Die Multifokallinsen der neuesten Generation ermöglichen jetzt auch stark fehlsichtigen Menschen ab 45 Jahren die dauerhafte Befreiung von Brille oder Kontaktlinsen. Die Altersgruppe kam aufgrund der ohnehin bald einsetzenden Alterssichtigkeit bisher nicht, oder besser gesagt nicht mehr, für gängige Verfahren wie eine LASIK infrage.

Darüber hinaus sind laserchirurgische Eingriffe nur innerhalb bestimmter Dioptrienwerte oder bei geeigneter Augenanatomie möglich. In jedem Fall aber benötigen die Patienten dieser Altersgruppe auch nach dem Eingriff wieder eine Brille für die Nähe.

Anders bei der neuesten Generation der Multifokallinsen: Die Optik der Multifokallinsen ist so beschaffen, dass auch, stark fehlsichtige Menschen und Patienten jenseits der 40 sowohl in der Ferne als auch in der Nähe scharf sehen können und in der Regel direkt nach der Operation gar keine Brille mehr benötigen.

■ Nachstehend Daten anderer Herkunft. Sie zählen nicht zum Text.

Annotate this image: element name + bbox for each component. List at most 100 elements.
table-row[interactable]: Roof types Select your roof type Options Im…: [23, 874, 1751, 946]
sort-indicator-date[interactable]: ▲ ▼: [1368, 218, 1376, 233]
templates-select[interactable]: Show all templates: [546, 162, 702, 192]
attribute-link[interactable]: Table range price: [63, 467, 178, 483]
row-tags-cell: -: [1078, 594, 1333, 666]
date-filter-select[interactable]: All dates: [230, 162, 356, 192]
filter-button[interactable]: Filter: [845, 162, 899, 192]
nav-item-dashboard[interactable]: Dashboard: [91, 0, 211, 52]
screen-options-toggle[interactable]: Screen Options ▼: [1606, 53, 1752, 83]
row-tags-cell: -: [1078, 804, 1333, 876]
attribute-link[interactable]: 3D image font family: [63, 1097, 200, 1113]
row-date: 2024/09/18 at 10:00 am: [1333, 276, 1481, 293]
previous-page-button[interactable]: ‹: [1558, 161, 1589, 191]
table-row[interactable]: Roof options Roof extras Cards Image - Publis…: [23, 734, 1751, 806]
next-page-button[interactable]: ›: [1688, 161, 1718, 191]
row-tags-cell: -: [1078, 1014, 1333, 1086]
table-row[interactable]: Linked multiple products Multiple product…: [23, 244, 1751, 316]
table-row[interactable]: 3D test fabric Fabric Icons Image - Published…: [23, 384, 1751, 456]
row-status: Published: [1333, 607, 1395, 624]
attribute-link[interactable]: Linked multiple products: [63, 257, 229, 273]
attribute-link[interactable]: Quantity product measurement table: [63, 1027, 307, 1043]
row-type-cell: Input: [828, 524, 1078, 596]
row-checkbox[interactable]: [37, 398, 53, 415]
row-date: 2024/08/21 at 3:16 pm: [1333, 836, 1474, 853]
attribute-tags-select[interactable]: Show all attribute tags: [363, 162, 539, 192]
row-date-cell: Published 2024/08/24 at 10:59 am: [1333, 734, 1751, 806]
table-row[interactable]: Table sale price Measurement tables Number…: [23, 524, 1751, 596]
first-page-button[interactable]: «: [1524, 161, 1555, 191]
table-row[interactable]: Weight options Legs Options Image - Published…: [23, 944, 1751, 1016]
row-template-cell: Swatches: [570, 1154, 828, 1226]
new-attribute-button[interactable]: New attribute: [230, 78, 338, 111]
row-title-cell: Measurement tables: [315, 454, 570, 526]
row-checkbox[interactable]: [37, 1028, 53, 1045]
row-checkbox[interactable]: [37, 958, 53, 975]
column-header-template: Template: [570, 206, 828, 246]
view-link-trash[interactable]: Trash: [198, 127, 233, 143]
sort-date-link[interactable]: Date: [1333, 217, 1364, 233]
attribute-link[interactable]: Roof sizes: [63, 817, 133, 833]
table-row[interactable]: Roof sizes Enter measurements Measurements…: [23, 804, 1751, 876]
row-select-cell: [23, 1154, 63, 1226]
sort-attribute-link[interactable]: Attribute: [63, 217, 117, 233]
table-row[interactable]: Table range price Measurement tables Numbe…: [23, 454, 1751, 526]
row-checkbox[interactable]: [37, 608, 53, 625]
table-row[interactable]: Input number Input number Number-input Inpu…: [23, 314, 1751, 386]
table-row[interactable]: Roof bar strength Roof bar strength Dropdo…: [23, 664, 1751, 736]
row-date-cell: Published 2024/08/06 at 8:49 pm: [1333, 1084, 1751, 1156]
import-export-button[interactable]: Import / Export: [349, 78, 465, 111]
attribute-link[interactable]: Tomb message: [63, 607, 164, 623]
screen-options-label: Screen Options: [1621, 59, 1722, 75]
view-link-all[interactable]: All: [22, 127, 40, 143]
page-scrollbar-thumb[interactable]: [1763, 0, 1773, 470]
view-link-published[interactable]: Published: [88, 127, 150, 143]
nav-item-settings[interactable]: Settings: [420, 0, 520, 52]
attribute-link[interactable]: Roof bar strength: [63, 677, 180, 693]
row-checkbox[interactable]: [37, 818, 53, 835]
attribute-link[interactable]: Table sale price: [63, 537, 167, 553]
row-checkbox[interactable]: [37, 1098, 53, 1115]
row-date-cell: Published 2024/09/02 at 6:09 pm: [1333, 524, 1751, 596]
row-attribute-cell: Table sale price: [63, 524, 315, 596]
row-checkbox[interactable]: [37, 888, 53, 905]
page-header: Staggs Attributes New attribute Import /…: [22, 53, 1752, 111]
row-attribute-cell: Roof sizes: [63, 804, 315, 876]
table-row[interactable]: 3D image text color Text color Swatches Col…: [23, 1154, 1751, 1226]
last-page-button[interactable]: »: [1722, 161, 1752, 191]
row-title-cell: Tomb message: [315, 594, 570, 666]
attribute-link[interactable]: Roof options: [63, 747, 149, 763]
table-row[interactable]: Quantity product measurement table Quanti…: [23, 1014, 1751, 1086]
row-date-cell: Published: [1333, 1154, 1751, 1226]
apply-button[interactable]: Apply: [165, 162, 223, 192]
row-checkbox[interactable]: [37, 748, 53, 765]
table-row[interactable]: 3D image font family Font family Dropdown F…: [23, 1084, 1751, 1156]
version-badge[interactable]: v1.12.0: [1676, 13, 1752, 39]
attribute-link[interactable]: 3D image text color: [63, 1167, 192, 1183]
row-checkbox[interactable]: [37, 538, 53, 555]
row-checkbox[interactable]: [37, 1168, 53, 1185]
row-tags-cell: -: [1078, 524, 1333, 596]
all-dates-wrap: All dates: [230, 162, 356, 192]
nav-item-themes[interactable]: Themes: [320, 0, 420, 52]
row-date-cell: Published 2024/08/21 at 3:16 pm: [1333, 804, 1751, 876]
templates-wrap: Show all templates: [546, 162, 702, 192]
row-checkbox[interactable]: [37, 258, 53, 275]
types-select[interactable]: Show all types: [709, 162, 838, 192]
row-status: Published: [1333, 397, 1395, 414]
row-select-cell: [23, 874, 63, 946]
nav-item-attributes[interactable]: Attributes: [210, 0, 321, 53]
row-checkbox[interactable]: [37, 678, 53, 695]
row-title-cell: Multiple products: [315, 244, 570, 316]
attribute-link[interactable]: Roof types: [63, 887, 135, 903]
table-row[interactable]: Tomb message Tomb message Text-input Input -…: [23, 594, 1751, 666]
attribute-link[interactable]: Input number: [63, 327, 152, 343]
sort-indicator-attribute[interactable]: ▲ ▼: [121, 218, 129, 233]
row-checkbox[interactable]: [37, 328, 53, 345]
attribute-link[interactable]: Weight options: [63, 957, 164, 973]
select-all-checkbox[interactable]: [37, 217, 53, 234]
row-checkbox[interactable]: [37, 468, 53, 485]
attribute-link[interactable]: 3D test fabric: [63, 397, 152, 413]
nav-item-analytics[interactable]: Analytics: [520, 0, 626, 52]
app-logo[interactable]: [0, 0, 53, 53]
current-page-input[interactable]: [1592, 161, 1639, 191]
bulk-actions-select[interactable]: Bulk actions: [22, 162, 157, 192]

Denn im Gegensatz zu herkömmlichen Kunstlinsen werden hier unterschiedliche optische Prinzipien kombiniert und damit ein sehr guter Kontrast und gute Tiefenschärfe erzielt, kurz: Die Multifokallinse ist eine Mehrstärkenlinse. So werden weiche Übergänge zwischen Nähe und Ferne geschaffen, Streueffekte minimiert und die Lichtausbeute optimiert.

Auch sehr ausgeprägte Hornhautverkrümmungen sind mithilfe sogenannter „torischer Multifokallinsen“ korrigierbar.

„Ein-Stärken-Linsen“ beim grauen Star und refraktivem Linsenaustausch

Heutzutage werden bei Grauer-Star-OP und refraktivem Linsenaustausch standardmäßig sogenannte Monofokallinsen, „Ein-Stärken-Linsen“, eingesetzt. Da-runter versteht man Kunststofflinsen, die ein scharfes Bild nur in einem Entfernungsbereich liefern, in der Regel im Fernbereich. Jeder kennt es – ab dem 45. Lebensjahr werden beim Lesen einfach die Arme zu kurz. Die Ursache der Alterssichtigkeit (Presbyopie) liegt in einer verminderten Elastizität der körpereigenen Linse, die mit zunehmendem Alter abnimmt.

Durch einen möglichen Lasereingriff, wie iLASIK kann diese nicht behoben werden, da nach einem Lasereingriff zwar die Abbildung in der Ferne scharf ist, für die Nähe jedoch eine Lesebrille benötigt wird. Um dieses Problem beheben zu können, wurden bereits Ende der 80er-Jahre Multifokallinsen entwickelt, die das Licht in einen Fernpunkt (für das Sehen in der Ferne) und einen Nahteil (für das Sehen in der Nähe) aufteilen.

Diese speziellen Kunstlinsenmodelle ermöglichen im Gegensatz zu den monofokalen Linsen durch ein besonderes Optikdesign eine weitgehende Unabhängigkeit von der Brille im Nah- und Fernbereich, also sozusagen eine „Gleitsichtbrille im Auge“. Mit diesen Linsen ist es möglich, sowohl ohne Brille zu lesen als auch in die Ferne zu schauen.